The series focuses on the 2008 prison riots in Saydnaya, “when inmates revolted against the soldiers and took control of the prison, and there were negotiations between them and Syrian intelligence services,” he said.
The military prison, one of Syria’s largest and which also held political prisoners, remains an open wound for thousands of families still looking for traces of their loved ones.

Tragedy into drama

The Association of Detainees and Missing Persons of Saydnaya Prison estimates that some 30,000 people were thrown into the facility after the 2011 uprising against Assad began, but only 6,000 came out after he was toppled.
Amnesty International has described the prison outside Damascus, which was notorious for torture and enforced disappearances, as a “human slaughterhouse.”
In the opening scene of the series, the main character is seen in a tense exchange with his family before jumping into a deep well.

A local guides journalists visiting the Palmyra Prison Complex formerly used by the ousted Assad government in Syria's central city of Palmyra on February 7, 2025. (AFP)
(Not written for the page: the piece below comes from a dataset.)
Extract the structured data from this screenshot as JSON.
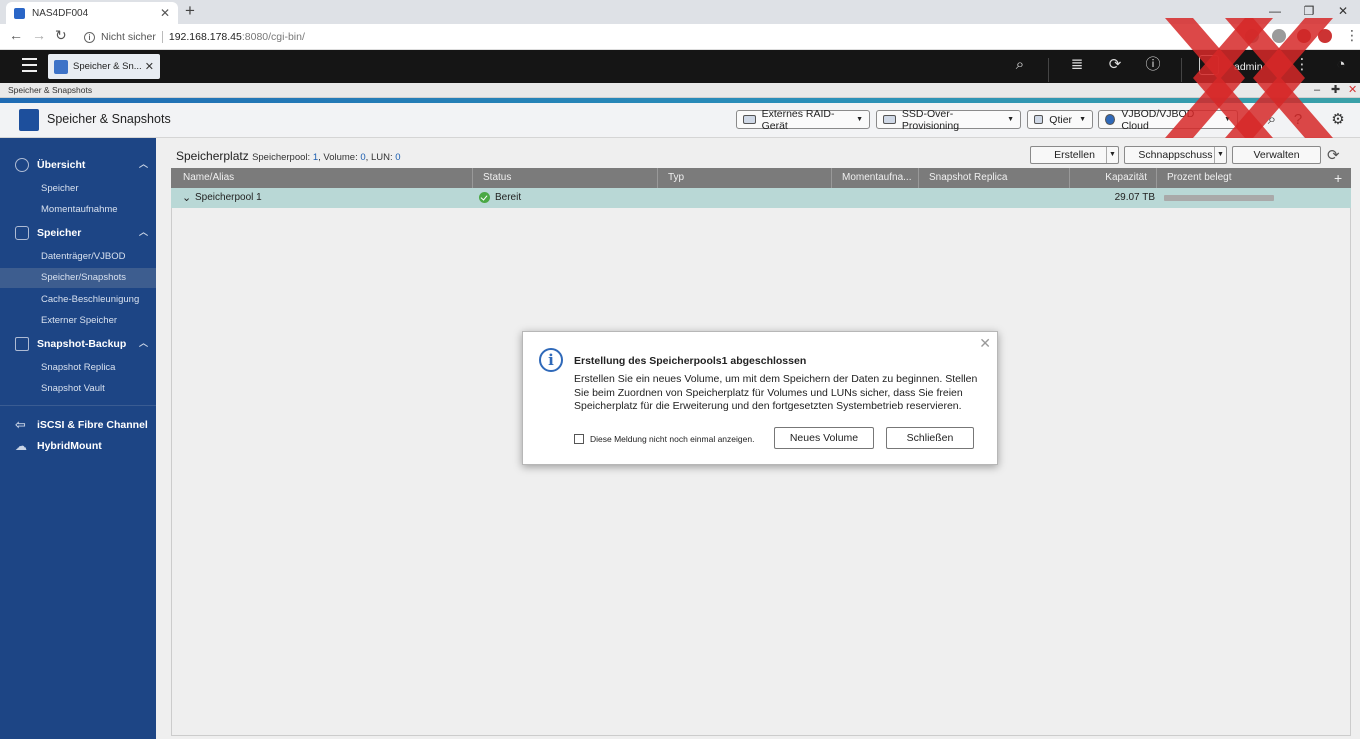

The symbolic scene in part captures the struggles of the detainees’ relatives. Many spent years going from one Assad-era security facility to another in search of their missing family members.
Syrian writer Samer Radwan said on Facebook that he finished writing the series several months before Assad’s fall.
Director Lutfi had previously told AFP that challenges including actors’ fears of the Assad authorities’ reaction had prevented filming until after his ouster.
Since then, productions have jumped on the chance to finally tackle issues related to his family’s brutal rule.
Another series titled “Caesar, no time, no place” presents testimonies and experiences based on true stories from inside Syria’s prisons during the civil war, which erupted in 2011.
But in a statement this week, the Caesar Families Association strongly rejected “transforming our tragedy into dramatic material to be shown on screen.”
“Justice is sought in court, not in film studios,” said the association, whose name refers to thousands of images smuggled out of Syria more than a decade ago showing bodies of people tortured and starved to death in the country’s prisons.

Refugees
Another series, “Governorate 15,” sees two Saydnaya inmates, one Lebanese and one Syrian, leave the facility after Assad’s fall and return to their families.
Producer Marwan Haddad said that the series tackles the period of “the Syrian presence in Lebanon” through the Lebanese character.
The show also addresses the Syria refugee crisis through the story of the Syrian character’s family, who fled to the struggling neighboring country to escape the civil war.
“For years we said we didn’t want Lebanon to be (Syria’s) 15th province” and each person fought it in their own way, said Lebanese screenwriter Carine Rizkallah.
Under Assad’s father Hafez, Syria’s army entered Lebanon in 1976 during the country’s civil war and only left in 2005 after dominating all aspects of Lebanese life for almost three decades.
It was also accused of numerous political assassinations.
Lebanese director Samir Habchy said that the actors represent their “own community’s problems” in the “Lebanese-Syrian series.”
The show could prove controversial because it includes real people who “are still alive and will see themselves” in the episodes, he added.